One might believe that the multiple geopolitical shocks of the past few years—including the COVID-19 pandemic, a botched withdrawal from Afghanistan, Russia’s invasion of Ukraine, and Hamas’s brutal attack against Israel and the subsequent war in Gaza—would have served as a wakeup call for America. Not so much. Narratives and memes have a way of taking hold over certain parts of a society, even when they’re well past their expiration date.
The U.S. foreign policy community isn’t immune: some of its members want to cling to their dogmas and ideologies even as the world is changing right before their very eyes. Like Shoichi Yokoi, the Japanese soldier who fled to the jungles of Guam and surrendered 27 years after World War II ended, these holdouts in U.S. foreign policy cling to ideas that perhaps had more resonance and relevance about a quarter century before.
Neo-isolationists of the left and right have an almost knee-jerk response to any step the United States might take to address threats in the Middle East like those posed by the Houthis and other Iranian-backed groups: don’t invade Iraq in 2003. Put simply, they offer a false choice between re-running the U.S.-led invasion and doing nothing meaningful at all. They episodically and selectively use concepts like democracy and human rights as they advocate for America’s retreat from the world, never fully explaining how America would gain more leverage, not less, in retreat. It was a playbook repeatedly used over the past decade or so, not just in Yemen but Syria and the first phase of Russia’s war against Ukraine.

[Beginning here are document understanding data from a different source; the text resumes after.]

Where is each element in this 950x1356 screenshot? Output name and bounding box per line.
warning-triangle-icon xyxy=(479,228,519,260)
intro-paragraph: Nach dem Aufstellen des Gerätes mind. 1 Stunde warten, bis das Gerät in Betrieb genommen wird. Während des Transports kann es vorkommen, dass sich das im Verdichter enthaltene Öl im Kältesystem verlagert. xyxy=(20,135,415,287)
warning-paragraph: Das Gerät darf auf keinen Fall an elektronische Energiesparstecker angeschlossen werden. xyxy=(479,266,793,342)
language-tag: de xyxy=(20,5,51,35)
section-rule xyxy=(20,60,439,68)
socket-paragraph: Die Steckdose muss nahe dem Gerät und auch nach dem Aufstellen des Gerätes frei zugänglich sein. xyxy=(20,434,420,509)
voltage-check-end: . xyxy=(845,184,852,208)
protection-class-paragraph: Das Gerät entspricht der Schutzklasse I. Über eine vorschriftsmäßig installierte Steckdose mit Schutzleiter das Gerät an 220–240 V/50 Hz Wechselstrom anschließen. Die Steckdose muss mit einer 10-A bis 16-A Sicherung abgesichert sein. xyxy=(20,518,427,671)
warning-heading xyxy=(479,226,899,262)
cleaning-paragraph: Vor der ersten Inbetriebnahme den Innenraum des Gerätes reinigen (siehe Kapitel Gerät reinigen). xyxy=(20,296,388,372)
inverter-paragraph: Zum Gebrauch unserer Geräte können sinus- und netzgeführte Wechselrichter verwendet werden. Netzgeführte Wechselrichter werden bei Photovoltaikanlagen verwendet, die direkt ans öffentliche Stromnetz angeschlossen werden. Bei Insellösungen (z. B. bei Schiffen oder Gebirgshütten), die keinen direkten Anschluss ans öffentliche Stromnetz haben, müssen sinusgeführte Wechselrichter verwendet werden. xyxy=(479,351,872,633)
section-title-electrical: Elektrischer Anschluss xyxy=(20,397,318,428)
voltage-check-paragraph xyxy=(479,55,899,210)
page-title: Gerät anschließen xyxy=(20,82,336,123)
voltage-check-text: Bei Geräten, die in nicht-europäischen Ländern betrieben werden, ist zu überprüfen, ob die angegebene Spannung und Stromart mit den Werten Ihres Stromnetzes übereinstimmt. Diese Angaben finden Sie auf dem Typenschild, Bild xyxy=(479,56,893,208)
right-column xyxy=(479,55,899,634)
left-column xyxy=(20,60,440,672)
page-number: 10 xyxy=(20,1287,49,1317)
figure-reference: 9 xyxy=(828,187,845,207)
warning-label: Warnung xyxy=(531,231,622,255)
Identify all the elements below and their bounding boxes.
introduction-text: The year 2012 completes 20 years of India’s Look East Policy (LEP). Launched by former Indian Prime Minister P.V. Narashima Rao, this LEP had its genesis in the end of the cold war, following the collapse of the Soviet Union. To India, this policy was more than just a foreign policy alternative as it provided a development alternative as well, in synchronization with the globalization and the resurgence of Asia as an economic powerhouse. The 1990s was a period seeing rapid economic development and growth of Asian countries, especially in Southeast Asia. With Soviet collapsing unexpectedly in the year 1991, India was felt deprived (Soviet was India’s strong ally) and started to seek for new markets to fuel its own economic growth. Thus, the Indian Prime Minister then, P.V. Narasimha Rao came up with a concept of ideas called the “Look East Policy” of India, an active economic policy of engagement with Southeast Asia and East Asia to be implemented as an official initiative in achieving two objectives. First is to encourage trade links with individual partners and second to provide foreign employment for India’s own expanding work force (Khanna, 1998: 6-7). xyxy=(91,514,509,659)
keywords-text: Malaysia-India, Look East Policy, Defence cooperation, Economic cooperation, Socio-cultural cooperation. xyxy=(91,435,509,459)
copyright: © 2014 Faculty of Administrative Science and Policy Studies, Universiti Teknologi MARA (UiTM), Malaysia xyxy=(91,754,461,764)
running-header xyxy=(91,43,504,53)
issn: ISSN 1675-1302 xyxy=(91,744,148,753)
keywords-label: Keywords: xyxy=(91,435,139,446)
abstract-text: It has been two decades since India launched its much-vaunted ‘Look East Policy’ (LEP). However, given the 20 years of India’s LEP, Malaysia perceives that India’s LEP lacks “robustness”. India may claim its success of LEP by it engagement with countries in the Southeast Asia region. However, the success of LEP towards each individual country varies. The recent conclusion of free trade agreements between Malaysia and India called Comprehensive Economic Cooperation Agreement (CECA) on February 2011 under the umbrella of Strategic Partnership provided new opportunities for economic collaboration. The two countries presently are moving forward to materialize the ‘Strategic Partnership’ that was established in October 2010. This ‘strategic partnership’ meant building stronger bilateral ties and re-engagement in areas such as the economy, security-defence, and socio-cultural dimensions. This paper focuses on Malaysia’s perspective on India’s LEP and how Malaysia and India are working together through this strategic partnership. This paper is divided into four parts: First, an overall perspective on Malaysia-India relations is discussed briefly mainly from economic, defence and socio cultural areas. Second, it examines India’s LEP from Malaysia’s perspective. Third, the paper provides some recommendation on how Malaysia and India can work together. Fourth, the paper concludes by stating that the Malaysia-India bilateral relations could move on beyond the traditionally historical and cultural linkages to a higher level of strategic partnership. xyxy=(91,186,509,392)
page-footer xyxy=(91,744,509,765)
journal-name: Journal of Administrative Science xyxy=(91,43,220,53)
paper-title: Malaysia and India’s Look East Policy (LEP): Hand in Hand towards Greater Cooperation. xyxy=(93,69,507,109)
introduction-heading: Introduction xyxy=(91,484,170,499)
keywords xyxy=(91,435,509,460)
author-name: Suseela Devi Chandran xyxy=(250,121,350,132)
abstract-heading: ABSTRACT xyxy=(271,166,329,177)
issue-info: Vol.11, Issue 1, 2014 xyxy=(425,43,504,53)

Some voices calling for restraint and a more measured U.S. foreign approach offer some valuable ideas, including stronger Congressional checks and balances on U.S. foreign policy and suggestions about how to elevate diplomacy in America’s approach in the world. But as we see in some of the voices in response to the Iranian-backed attack that killed three U.S. soldiers last month in Jordan, calls for diplomacy disconnected from the security threats and tough realities of places like the Middle East remains a hollow argument that won’t lead to lasting peace or stability.
If American policymakers buy into core neo-isolationist assumptions that Washington is the problem or that there are few, if any, American interests—let alone ideals—worth defending, they should be aware of the likely result: global disorder up to and possibly including the sort of worldwide conflagration that erupted not just once but twice a century ago.
The long peace of the second half of the twentieth century was in no small part a function of American primacy. Even if during that period American policymakers made grievous mistakes that cost lives and wasted resources, it was also an era of unprecedented global prosperity and general peace. The post-World War II era may have been unique and singular, but American should not apologize for either its power or the willingness to use it judiciously to ensure global order.
If the United States retreats from the world, there will be more invasions like Ukraine, more civil wars like Syria, and more terrible days like October 7.